In theory, fast acting ozone leaving no residue seems to be a very promising candidate for periodic cleaning and sanitising ductwork during intervals when areas receiving conditioned air are vacant. However, repeated doses of ozone produce accumulated corrosion on galvanised steel or any stainless steel less than 316 grade which obviously limits ductwork installations to those made with suitable corrosive resistant materials.
Also, many experiments and trials have found that ozone concentrations in air needed for rapid duct cleaning often exceed the top safety limit of 0.3 ppm for 10-minute periods. Blowing fresh air through the ozone treated ducting to ensure reduction of ozone levels to below safety and odour limits throughout ductwork and air-conditioned areas becomes too long a period during which these areas cannot be occupied.
UV in the 185 nm area creates small amounts of ozone from atmospheric oxygen. This has been known for many years but only recently been developed into reliable cost-effective UV/ozone combination units. Modern UV bulbs or lamps, as they are called, generate up to 2% ozone by weight of the air passed over them equating to 0.04 ppm on normal atmosphere which is enough, at the very low levels where ozone is effective, for UV/ozone units to provide two separate and rapid air disinfecting actions and highly effective de-odorising.
Both UV and ozone have been used in hospitals for many years to prevent infections from airborne pathogens, for example tuberculosis bacteria which are prolific in South Africa. Air treatment with UV alone can accomplish acceptable air disinfection but UV does not possess the powerful deodorising properties that ozone has.
In the past, feeding ozone into conditioned air spaces and keeping it evenly mixed at the correct low-level concentrations has been difficult to achieve. Now, however, UV/ozone combination units in which UV both attacks pathogenic micro-organisms and generates the correct amounts of ozone provide elegant solutions to previous control problems.
Killing micro-organisms is faster and more comprehensive with the combined but different biocidal activities of UV and ozone. However, it is only the ozone which removes the distinctive odours of staleness and chemical disinfectants widely associated with hospitals.
Hospitals are only one example of where UV/ozone units disinfect and deodorise indoor air. The units can operate in temperatures ranging from frozen food storage to gymnasium saunas and are also unaffected by high or low humidity. Private homes, laundries, food processing and storage plants, hotels, theatres and, in fact, any indoor areas where people work, relax or congregate often need the benefits of efficient air disinfection and deodorising which safeguard and improve the quality of life.
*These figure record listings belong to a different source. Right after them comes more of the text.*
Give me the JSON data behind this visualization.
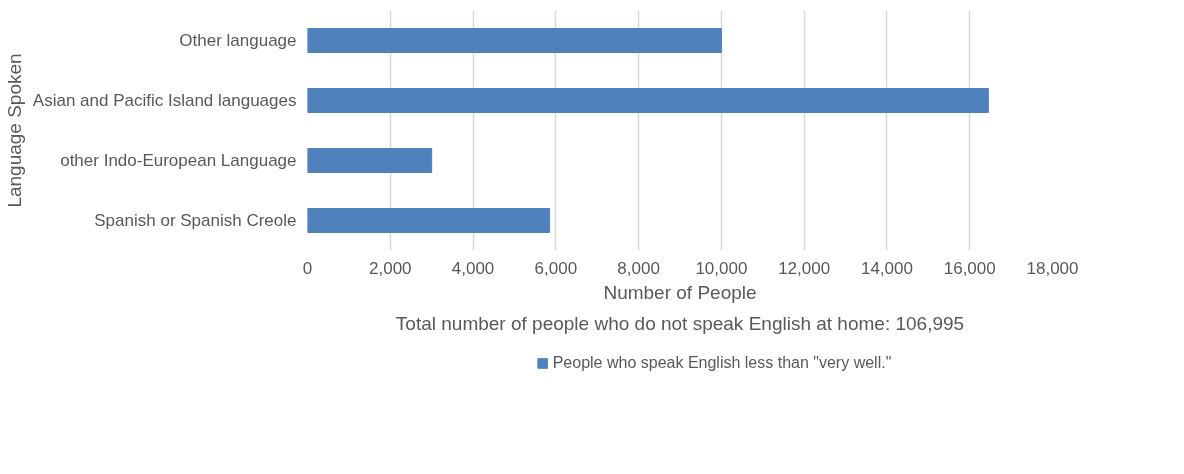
{
  "chart_data": {
    "type": "bar",
    "orientation": "horizontal",
    "xlabel": "Number of People",
    "ylabel": "Language Spoken",
    "categories": [
      "Other language",
      "Asian and Pacific Island languages",
      "other Indo-European Language",
      "Spanish or Spanish Creole"
    ],
    "series": [
      {
        "name": "People who speak English less than \"very well.\"",
        "color": "#4f81bd",
        "values": [
          10000,
          16450,
          3000,
          5850
        ]
      }
    ],
    "xlim": [
      0,
      18000
    ],
    "xticks": [
      {
        "value": 0,
        "label": "0"
      },
      {
        "value": 2000,
        "label": "2,000"
      },
      {
        "value": 4000,
        "label": "4,000"
      },
      {
        "value": 6000,
        "label": "6,000"
      },
      {
        "value": 8000,
        "label": "8,000"
      },
      {
        "value": 10000,
        "label": "10,000"
      },
      {
        "value": 12000,
        "label": "12,000"
      },
      {
        "value": 14000,
        "label": "14,000"
      },
      {
        "value": 16000,
        "label": "16,000"
      },
      {
        "value": 18000,
        "label": "18,000"
      }
    ],
    "grid": "x",
    "legend": "bottom",
    "annotations": [
      "Total number of people who do not speak English at home: 106,995"
    ]
  }
}
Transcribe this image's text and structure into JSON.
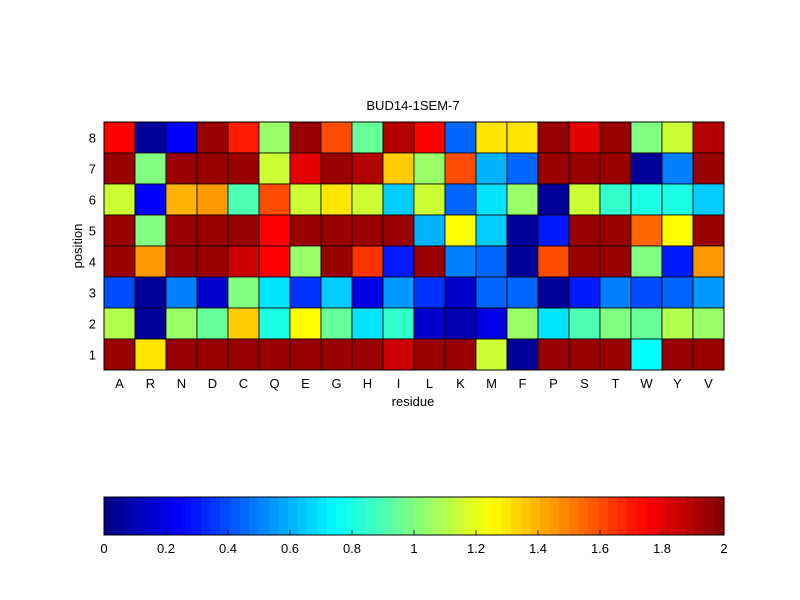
{
  "chart_data": {
    "type": "heatmap",
    "title": "BUD14-1SEM-7",
    "xlabel": "residue",
    "ylabel": "position",
    "x_categories": [
      "A",
      "R",
      "N",
      "D",
      "C",
      "Q",
      "E",
      "G",
      "H",
      "I",
      "L",
      "K",
      "M",
      "F",
      "P",
      "S",
      "T",
      "W",
      "Y",
      "V"
    ],
    "y_categories": [
      "8",
      "7",
      "6",
      "5",
      "4",
      "3",
      "2",
      "1"
    ],
    "values": [
      [
        1.75,
        0.05,
        0.25,
        1.95,
        1.7,
        1.05,
        1.95,
        1.6,
        0.95,
        1.9,
        1.75,
        0.45,
        1.3,
        1.3,
        1.95,
        1.8,
        1.95,
        1.0,
        1.15,
        1.9
      ],
      [
        1.95,
        1.0,
        1.95,
        1.95,
        1.95,
        1.15,
        1.8,
        1.95,
        1.9,
        1.35,
        1.05,
        1.6,
        0.6,
        0.45,
        1.95,
        1.95,
        1.95,
        0.05,
        0.5,
        1.95
      ],
      [
        1.15,
        0.25,
        1.4,
        1.45,
        0.9,
        1.6,
        1.15,
        1.3,
        1.15,
        0.65,
        1.15,
        0.45,
        0.7,
        1.05,
        0.05,
        1.15,
        0.85,
        0.8,
        0.8,
        0.65
      ],
      [
        1.95,
        1.0,
        1.95,
        1.95,
        1.95,
        1.75,
        1.95,
        1.95,
        1.95,
        1.95,
        0.6,
        1.25,
        0.65,
        0.05,
        0.3,
        1.95,
        1.95,
        1.55,
        1.25,
        1.95
      ],
      [
        1.95,
        1.45,
        1.95,
        1.95,
        1.85,
        1.75,
        1.05,
        1.95,
        1.65,
        0.3,
        1.95,
        0.5,
        0.45,
        0.05,
        1.6,
        1.95,
        1.95,
        1.0,
        0.3,
        1.45
      ],
      [
        0.4,
        0.05,
        0.5,
        0.15,
        1.0,
        0.7,
        0.35,
        0.65,
        0.2,
        0.55,
        0.35,
        0.15,
        0.45,
        0.45,
        0.05,
        0.3,
        0.5,
        0.4,
        0.45,
        0.55
      ],
      [
        1.1,
        0.05,
        1.05,
        0.95,
        1.35,
        0.8,
        1.25,
        0.95,
        0.7,
        0.85,
        0.15,
        0.1,
        0.2,
        1.05,
        0.7,
        0.9,
        1.0,
        0.95,
        1.1,
        1.05
      ],
      [
        1.95,
        1.3,
        1.95,
        1.95,
        1.95,
        1.95,
        1.95,
        1.95,
        1.95,
        1.85,
        1.95,
        1.95,
        1.15,
        0.05,
        1.95,
        1.95,
        1.95,
        0.75,
        1.95,
        1.95
      ]
    ],
    "colormap": "jet",
    "colorbar": {
      "ticks": [
        "0",
        "0.2",
        "0.4",
        "0.6",
        "0.8",
        "1",
        "1.2",
        "1.4",
        "1.6",
        "1.8",
        "2"
      ],
      "range": [
        0,
        2
      ],
      "orientation": "horizontal"
    },
    "grid": false
  }
}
Then, when life is finally ended, the necessary mortuary facilities need similar air treatment as shown in Figure 2 where indoor cooled air is continuously re-circulated through wall mounted UV/ozone units.
Figure 2: A wall UV/ozone unit installed at ceiling height in a mortuary. Photo by Courtesy Ozone Service Industries.
Figure 2 also illustrates how these types of UV/ozone air treatment units are now regarded as ‘mount and plug in’ appliances. However, UV/ozone unit selections are not as simple as lighting or heating units. Air circulation rates and ozone levels needed must be accurately calculated for sizing each UV/ozone unit.